Ils étaient penchés l’un vers l’autre, se défiant en riant, et si près qu’on aurait pu croire qu’ils allaient s’embrasser. Ivana s’écarta brusquement, car elle avait senti le souffle chaud du jeune homme. Rouletabille se passa la main sur le front, tâcha à reprendre un peu de sang-froid et rejoignit la jeune fille qui s’en était allée à une fenêtre contempler la ville nocturne, sous le rideau soulevé. Alors, il lui parla tout bas, avec angoisse, et une certaine audace passionnée. Elle l’écoutait sans tourner la tête, attentive, immobile et muette.

« Il y a des preuves que vous m’aimez. Tenez, ici ! la joie que nous avons eue à nous retrouver, Ça n’est pas une preuve, cela ? Et hier, cette promenade à cheval, hors les murs… la minute où, Le du pont de pierre, je vous ai retenue sur votre cheval qui avait fait un écart. Je vous avais eue dans mes bras… oh ! un instant… Rappelez-vous notre embarras et notre silence, après. Ce n’est pas de l’amour, tout cela ? Eh bien, et tout à l’heure quand nous avons mêlé nos haleines…

— Taisez-vous ! je ne serai pas votre femme…

— Pourquoi ? Dites pourquoi. Vous avez dit cela bien mollement, Ivana.… Vous êtes promise ? Y a-t-il quelque part quelqu’un qui puisse se dire votre fiancé ? »

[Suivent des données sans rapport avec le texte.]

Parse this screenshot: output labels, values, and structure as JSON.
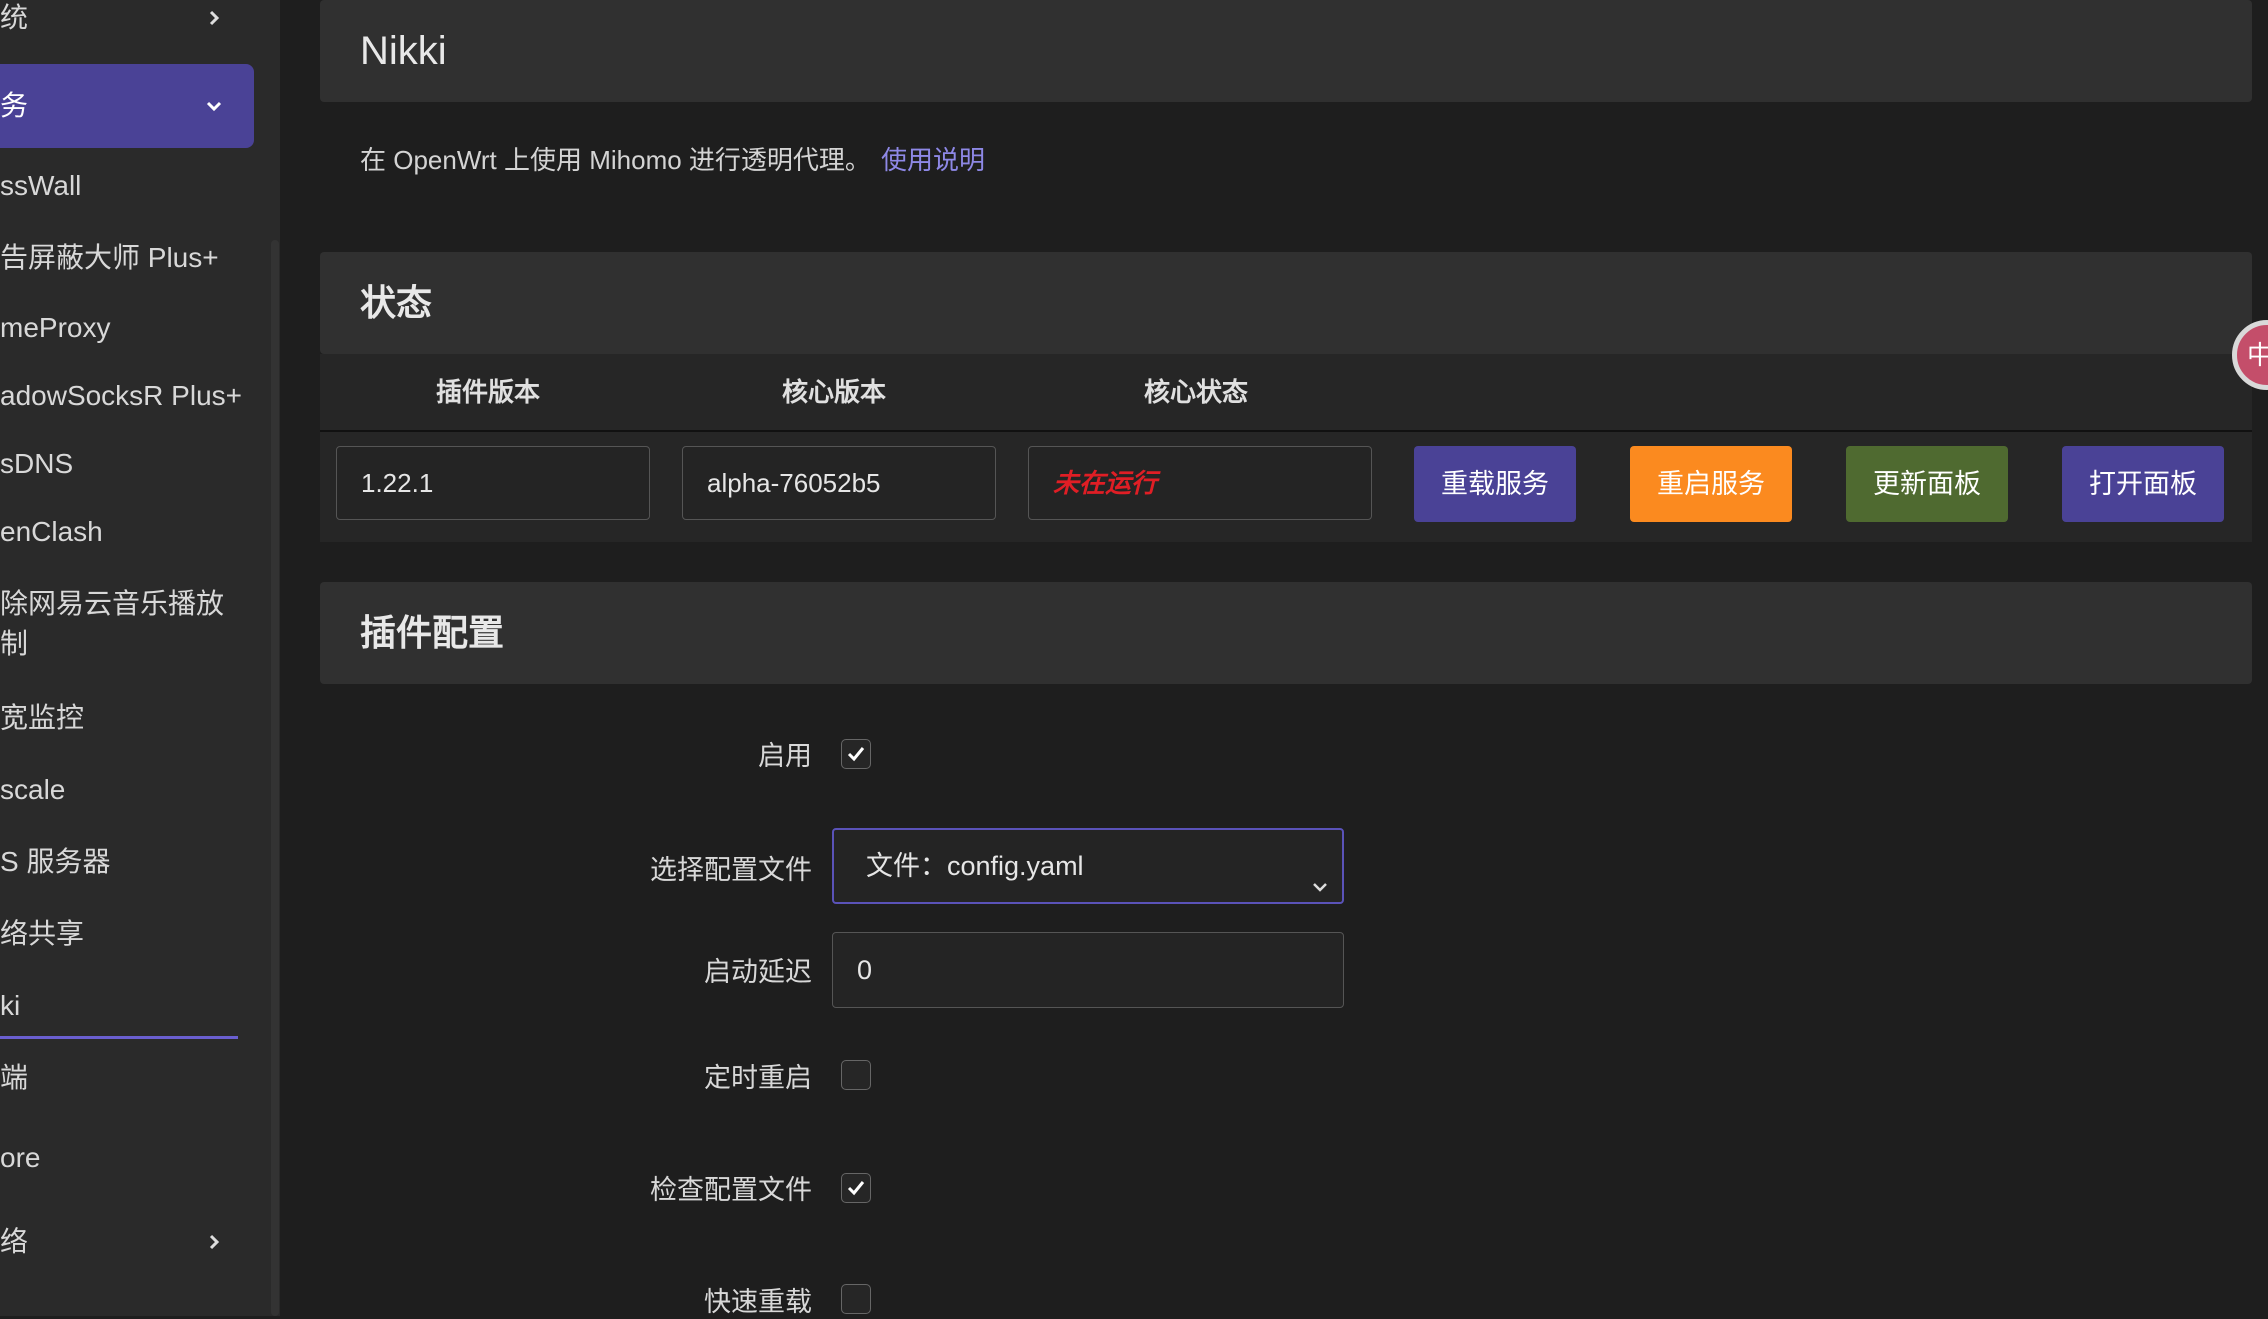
{
  "sidebar": {
    "items": [
      {
        "label": "统",
        "chevron": "right"
      },
      {
        "label": "务",
        "chevron": "down",
        "active": true
      },
      {
        "label": "ssWall"
      },
      {
        "label": "告屏蔽大师 Plus+"
      },
      {
        "label": "meProxy"
      },
      {
        "label": "adowSocksR Plus+"
      },
      {
        "label": "sDNS"
      },
      {
        "label": "enClash"
      },
      {
        "label": "除网易云音乐播放"
      },
      {
        "label": "制"
      },
      {
        "label": "宽监控"
      },
      {
        "label": "scale"
      },
      {
        "label": "S 服务器"
      },
      {
        "label": "络共享"
      },
      {
        "label": "ki",
        "selected": true
      },
      {
        "label": "端"
      },
      {
        "label": "ore"
      },
      {
        "label": "络",
        "chevron": "right"
      }
    ]
  },
  "page": {
    "title": "Nikki",
    "description": "在 OpenWrt 上使用 Mihomo 进行透明代理。",
    "doc_link": "使用说明"
  },
  "status": {
    "section_title": "状态",
    "columns": [
      "插件版本",
      "核心版本",
      "核心状态"
    ],
    "plugin_version": "1.22.1",
    "core_version": "alpha-76052b5",
    "core_status": "未在运行",
    "buttons": {
      "reload": "重载服务",
      "restart": "重启服务",
      "update_panel": "更新面板",
      "open_panel": "打开面板"
    }
  },
  "config": {
    "section_title": "插件配置",
    "enable_label": "启用",
    "enable_checked": true,
    "profile_label": "选择配置文件",
    "profile_value": "文件：config.yaml",
    "start_delay_label": "启动延迟",
    "start_delay_value": "0",
    "scheduled_restart_label": "定时重启",
    "scheduled_restart_checked": false,
    "check_config_label": "检查配置文件",
    "check_config_checked": true,
    "fast_reload_label": "快速重载",
    "fast_reload_checked": false
  },
  "floating_badge": {
    "label": "中"
  },
  "colors": {
    "accent": "#4a4296",
    "orange": "#fb8a1f",
    "green": "#4f6a30",
    "error": "#e01e25",
    "link": "#8e88e6"
  }
}
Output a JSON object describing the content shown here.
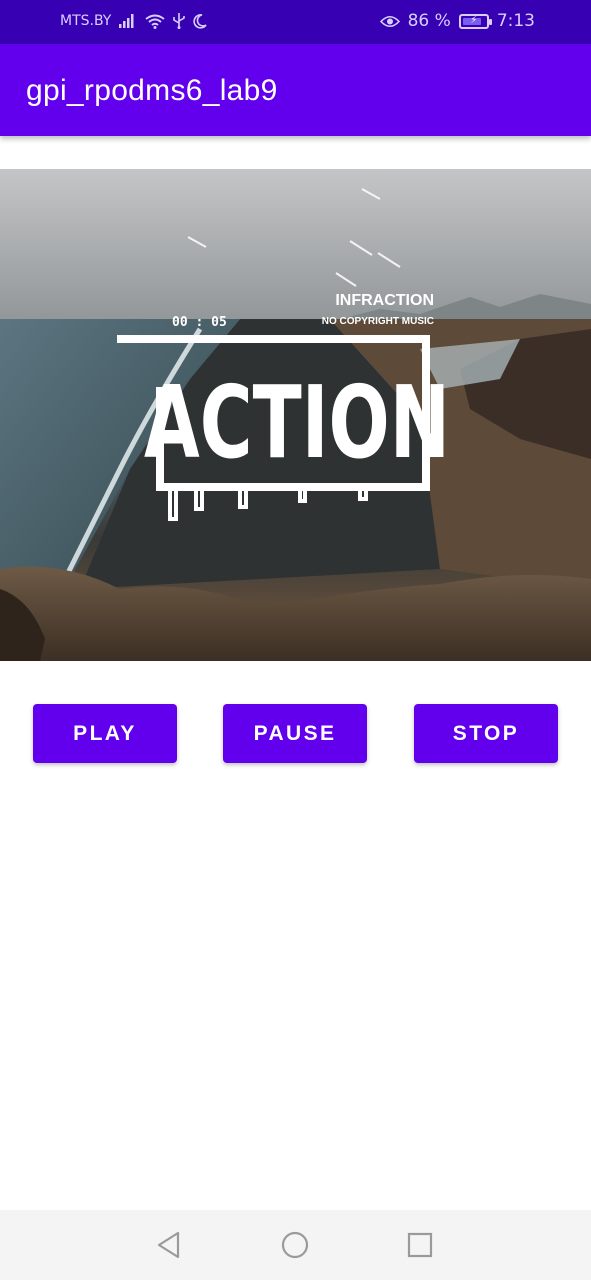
{
  "status_bar": {
    "carrier": "MTS.BY",
    "battery_percent": "86 %",
    "battery_level": 0.86,
    "time": "7:13",
    "icons": [
      "signal-icon",
      "wifi-icon",
      "usb-icon",
      "moon-icon",
      "eye-icon",
      "battery-icon"
    ]
  },
  "app_bar": {
    "title": "gpi_rpodms6_lab9",
    "color": "#6200ee"
  },
  "video": {
    "timer": "00 : 05",
    "title": "ACTION",
    "brand": "INFRACTION",
    "brand_sub": "NO COPYRIGHT MUSIC"
  },
  "controls": {
    "play_label": "PLAY",
    "pause_label": "PAUSE",
    "stop_label": "STOP"
  },
  "nav_bar": {
    "icons": [
      "back-icon",
      "home-icon",
      "recents-icon"
    ]
  },
  "colors": {
    "primary": "#6200ee",
    "primary_dark": "#3700b3"
  }
}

Elle secoua sa belle tête.

« Non, il n’y a personne qui puisse se dire cela, mon ami, exprima-t-elle avec un certain effort… je ne veux pas me marier et je vais vous dire pourquoi… ajouta-t-elle avec un énigmatique et grave sourire : un jour que je me promenais avec mon père dans le Balkan… naturellement j’étais bien jeune, puisque mon père a été assassiné quand j’avais six ans… c’était quelques mois avant sa mort… une vieille sorcière est venue à nous qui a lu dans les lignes de ma main et qui m’a dit : « Petite, méfie-toi de tes noces ! » Voilà !… Alors, vous comprenez, je ne tiens pas à me marier, moi !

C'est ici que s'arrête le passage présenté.